If you can assume that the encoding is correct already that's true.
Most the code to convert from utf-8 to utf-32 or utf-16, for example, is
to check that you don't have overly long encodings that cause security
issues or other violations of the well-formedness table in the unicode
spec. Otherwise, especially if you carry things around in utf-8 by
preference, and do your checking in that encoding, you open yourself up
to problems. (http://capec.mitre.org/data/definitions/80.html).
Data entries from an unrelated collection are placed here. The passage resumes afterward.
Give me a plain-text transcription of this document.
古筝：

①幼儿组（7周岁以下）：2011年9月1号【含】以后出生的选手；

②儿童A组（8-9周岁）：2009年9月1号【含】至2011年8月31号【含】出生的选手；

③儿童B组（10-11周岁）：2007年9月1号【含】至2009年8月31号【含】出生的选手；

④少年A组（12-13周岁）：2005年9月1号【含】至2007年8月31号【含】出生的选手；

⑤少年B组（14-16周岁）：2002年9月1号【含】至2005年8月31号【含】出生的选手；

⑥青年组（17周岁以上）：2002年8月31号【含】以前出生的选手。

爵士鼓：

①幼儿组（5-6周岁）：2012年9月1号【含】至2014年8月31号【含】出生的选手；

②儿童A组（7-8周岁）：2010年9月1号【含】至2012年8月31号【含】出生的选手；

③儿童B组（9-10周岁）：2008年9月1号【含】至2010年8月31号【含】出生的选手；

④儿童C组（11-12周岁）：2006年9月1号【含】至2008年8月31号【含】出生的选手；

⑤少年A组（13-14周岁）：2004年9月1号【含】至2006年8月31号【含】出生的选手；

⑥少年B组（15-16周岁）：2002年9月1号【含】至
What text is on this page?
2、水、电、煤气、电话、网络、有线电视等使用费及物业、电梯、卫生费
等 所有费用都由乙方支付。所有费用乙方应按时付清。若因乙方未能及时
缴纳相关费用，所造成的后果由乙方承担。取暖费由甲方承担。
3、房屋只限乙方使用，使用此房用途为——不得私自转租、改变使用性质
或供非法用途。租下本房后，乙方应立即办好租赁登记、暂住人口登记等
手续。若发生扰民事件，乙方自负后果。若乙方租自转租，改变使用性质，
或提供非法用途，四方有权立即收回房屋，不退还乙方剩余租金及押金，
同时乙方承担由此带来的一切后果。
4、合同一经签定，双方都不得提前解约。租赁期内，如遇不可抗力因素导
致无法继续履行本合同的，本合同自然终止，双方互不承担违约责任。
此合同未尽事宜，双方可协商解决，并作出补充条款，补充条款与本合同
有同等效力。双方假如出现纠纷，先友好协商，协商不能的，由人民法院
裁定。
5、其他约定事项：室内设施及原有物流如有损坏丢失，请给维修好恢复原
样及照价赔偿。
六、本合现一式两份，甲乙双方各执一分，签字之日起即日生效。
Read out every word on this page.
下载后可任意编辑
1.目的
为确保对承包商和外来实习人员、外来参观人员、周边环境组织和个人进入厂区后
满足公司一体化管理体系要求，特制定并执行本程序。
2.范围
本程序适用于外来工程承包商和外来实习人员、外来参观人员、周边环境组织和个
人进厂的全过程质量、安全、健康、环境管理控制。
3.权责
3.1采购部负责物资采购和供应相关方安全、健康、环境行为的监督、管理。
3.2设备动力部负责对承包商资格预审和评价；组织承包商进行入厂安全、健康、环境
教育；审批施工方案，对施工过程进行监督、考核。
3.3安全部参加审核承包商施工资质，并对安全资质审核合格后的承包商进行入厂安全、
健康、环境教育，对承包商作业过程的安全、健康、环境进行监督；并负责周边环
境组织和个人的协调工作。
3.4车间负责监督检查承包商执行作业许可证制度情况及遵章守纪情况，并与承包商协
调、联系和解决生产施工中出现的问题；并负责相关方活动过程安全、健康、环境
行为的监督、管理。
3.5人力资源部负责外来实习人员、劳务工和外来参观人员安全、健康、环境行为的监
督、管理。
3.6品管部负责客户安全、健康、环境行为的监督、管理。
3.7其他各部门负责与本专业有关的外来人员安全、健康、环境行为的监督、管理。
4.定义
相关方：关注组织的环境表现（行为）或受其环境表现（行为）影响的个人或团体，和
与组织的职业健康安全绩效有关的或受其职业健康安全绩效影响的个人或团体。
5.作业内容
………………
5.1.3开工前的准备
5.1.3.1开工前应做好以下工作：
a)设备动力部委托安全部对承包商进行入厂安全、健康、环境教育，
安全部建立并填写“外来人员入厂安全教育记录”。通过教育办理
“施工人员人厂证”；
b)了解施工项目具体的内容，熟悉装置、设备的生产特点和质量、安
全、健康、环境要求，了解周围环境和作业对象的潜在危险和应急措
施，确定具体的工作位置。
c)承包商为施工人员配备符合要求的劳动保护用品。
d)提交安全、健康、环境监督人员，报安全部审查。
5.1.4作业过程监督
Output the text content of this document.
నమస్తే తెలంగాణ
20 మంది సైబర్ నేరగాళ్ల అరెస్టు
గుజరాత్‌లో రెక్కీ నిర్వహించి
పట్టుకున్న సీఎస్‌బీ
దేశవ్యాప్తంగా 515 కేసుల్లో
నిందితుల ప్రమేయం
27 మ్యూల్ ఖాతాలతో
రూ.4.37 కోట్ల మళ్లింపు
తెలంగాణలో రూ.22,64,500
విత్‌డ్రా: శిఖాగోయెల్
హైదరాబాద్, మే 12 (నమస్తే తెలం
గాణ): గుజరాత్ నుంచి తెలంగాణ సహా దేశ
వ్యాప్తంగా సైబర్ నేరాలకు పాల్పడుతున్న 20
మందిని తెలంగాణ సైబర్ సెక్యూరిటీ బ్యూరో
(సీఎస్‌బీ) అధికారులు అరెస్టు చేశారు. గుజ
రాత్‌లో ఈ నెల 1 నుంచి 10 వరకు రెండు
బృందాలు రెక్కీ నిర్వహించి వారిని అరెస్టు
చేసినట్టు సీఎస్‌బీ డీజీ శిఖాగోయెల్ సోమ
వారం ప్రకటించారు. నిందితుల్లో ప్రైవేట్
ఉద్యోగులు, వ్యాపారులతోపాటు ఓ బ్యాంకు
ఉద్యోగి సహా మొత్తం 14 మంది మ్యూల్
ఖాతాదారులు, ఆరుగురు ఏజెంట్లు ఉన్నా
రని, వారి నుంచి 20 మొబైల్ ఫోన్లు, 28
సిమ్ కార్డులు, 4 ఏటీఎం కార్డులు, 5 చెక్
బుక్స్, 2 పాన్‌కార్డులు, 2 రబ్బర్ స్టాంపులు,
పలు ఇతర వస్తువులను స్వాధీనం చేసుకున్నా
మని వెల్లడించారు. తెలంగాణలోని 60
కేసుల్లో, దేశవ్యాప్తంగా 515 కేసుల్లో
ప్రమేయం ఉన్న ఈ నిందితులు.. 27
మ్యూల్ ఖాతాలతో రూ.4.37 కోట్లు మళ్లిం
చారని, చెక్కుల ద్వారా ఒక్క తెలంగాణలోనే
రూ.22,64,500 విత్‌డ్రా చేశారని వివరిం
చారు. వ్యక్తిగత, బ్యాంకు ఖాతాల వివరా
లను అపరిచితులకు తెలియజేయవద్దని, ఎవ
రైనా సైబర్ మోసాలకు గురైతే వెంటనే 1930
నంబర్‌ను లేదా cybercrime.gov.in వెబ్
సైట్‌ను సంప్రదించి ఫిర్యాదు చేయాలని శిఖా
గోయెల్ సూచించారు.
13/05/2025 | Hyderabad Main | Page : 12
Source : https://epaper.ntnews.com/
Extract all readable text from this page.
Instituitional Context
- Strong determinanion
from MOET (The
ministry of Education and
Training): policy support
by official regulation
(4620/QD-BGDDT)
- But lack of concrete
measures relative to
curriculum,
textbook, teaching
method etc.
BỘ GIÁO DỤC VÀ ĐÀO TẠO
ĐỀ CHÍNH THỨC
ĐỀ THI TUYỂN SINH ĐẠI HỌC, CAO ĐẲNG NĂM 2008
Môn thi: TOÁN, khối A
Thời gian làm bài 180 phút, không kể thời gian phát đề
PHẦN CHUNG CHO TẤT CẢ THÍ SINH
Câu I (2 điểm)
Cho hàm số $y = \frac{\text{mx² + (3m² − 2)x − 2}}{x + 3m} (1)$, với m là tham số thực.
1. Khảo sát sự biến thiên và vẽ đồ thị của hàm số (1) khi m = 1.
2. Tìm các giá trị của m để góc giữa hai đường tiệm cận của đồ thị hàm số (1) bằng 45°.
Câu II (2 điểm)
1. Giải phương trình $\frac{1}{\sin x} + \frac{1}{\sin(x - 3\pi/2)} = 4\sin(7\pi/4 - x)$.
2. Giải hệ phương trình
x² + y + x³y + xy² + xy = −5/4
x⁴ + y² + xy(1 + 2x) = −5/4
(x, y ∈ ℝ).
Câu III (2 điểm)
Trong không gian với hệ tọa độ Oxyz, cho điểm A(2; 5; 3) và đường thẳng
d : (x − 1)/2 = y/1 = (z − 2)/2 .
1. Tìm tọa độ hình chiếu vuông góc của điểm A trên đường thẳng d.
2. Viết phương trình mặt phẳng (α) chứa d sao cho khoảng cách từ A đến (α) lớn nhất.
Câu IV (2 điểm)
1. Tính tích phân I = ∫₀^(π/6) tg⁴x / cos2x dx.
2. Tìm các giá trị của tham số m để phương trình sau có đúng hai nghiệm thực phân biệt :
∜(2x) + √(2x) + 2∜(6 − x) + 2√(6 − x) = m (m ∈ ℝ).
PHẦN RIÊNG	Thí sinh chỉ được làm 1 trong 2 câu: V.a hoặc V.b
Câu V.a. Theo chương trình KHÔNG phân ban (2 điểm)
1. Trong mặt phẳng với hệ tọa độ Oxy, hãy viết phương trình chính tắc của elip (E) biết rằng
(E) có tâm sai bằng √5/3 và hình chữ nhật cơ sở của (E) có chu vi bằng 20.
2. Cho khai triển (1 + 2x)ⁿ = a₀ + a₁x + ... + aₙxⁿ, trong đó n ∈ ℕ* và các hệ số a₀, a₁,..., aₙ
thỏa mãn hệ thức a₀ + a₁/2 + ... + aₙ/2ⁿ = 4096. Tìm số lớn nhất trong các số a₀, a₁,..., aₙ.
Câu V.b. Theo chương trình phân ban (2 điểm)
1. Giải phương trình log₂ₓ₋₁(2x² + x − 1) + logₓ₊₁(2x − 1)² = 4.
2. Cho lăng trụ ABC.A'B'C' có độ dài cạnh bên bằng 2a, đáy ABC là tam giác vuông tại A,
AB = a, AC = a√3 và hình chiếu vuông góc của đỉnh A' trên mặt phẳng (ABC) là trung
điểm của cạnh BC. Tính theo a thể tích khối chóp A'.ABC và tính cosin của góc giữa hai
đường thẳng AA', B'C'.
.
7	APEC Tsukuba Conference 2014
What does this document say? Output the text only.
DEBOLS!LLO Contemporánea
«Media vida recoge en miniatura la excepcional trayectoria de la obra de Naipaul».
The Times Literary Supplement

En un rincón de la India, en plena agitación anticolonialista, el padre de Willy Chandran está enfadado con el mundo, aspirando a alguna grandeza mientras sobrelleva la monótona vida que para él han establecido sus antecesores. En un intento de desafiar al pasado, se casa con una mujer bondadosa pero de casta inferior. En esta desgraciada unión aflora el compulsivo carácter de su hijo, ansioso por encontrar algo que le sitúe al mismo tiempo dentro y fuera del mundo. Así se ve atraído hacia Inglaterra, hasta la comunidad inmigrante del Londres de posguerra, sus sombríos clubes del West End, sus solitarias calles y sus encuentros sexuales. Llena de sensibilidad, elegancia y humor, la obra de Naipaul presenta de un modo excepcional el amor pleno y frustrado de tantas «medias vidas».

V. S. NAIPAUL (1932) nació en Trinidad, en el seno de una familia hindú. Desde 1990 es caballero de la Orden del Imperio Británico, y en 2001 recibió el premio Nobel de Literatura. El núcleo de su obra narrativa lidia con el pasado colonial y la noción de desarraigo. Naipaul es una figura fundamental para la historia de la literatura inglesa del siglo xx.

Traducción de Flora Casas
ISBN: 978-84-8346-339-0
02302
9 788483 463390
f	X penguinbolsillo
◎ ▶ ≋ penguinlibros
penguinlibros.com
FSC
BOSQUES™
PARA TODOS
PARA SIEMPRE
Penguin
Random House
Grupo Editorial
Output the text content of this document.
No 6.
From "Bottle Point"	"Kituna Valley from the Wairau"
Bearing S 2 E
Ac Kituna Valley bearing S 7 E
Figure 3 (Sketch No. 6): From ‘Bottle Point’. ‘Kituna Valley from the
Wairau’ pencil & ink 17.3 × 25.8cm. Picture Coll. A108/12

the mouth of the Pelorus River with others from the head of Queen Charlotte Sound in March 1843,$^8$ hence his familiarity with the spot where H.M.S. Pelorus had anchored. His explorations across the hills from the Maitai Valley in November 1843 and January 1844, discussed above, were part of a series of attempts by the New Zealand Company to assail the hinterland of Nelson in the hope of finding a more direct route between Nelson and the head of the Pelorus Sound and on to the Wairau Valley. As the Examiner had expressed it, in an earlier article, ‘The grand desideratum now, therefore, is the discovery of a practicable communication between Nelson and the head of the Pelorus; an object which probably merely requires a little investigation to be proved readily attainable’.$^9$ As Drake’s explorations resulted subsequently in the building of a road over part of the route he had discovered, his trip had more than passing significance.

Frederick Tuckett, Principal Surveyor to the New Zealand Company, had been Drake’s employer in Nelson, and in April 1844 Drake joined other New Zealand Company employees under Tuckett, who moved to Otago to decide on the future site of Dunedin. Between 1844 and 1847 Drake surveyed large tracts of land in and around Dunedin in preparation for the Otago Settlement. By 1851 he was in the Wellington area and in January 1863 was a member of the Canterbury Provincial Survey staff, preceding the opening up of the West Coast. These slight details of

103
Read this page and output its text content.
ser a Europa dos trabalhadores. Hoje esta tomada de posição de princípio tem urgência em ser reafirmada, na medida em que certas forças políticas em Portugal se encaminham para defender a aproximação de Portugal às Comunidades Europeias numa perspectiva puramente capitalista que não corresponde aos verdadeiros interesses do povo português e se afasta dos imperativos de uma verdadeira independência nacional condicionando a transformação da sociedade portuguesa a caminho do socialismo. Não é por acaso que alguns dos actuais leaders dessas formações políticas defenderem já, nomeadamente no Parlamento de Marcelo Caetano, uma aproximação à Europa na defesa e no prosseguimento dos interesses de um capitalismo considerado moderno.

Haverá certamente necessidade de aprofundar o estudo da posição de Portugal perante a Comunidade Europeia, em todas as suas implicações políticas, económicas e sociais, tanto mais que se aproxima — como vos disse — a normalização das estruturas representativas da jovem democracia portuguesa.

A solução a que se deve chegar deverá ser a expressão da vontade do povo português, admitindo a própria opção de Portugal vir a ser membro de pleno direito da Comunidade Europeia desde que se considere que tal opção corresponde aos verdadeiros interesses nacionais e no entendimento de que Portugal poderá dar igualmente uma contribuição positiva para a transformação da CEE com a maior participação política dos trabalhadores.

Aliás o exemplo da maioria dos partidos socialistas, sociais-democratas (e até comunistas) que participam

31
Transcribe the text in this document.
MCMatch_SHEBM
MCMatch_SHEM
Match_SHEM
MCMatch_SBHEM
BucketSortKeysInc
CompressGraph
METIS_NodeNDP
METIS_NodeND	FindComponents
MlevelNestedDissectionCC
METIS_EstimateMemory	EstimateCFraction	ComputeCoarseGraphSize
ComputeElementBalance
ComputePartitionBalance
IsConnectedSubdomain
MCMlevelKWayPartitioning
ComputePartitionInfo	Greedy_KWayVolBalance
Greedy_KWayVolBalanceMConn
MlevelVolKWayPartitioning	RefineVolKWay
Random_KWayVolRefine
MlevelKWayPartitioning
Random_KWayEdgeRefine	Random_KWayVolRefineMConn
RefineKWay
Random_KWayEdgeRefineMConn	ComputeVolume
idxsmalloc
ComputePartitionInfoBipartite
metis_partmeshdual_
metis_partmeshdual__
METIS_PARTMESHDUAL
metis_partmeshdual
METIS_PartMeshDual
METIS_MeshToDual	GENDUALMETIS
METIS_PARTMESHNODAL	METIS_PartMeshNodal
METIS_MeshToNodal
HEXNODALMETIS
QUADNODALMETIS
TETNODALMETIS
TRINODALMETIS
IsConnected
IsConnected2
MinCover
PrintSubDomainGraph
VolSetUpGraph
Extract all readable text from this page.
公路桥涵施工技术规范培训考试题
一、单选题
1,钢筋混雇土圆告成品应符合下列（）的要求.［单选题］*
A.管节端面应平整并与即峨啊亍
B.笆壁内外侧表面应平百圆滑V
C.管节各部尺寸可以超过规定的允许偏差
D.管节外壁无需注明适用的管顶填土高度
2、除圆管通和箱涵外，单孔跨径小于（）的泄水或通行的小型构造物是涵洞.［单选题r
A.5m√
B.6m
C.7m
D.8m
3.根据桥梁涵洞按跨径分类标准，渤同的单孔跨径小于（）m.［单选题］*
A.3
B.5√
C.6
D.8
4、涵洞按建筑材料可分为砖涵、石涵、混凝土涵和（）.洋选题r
If you
don't ever accept utf-8 encoded things from users, of course, you don't
have to worry about this, but I would write the conversion defensively.
I should say that I haven't read your code yet and you might very well
do this correctly. The code conversion facet used by a lot of boost
code doesn't. It was written to an older version of the spec for utf-8
and allows 5 and 6 character encodings. It does have these security
concerns. I offered awhile back to replace it, but assume that with the
locale stuff coming up for review it would be better to go with that. I
did write a replacement for utf8_codecvt_facet.cpp
utf8_codecvt_facet.hpp that could be dropped in for the use of
serialization and passes the tests in that part of boost.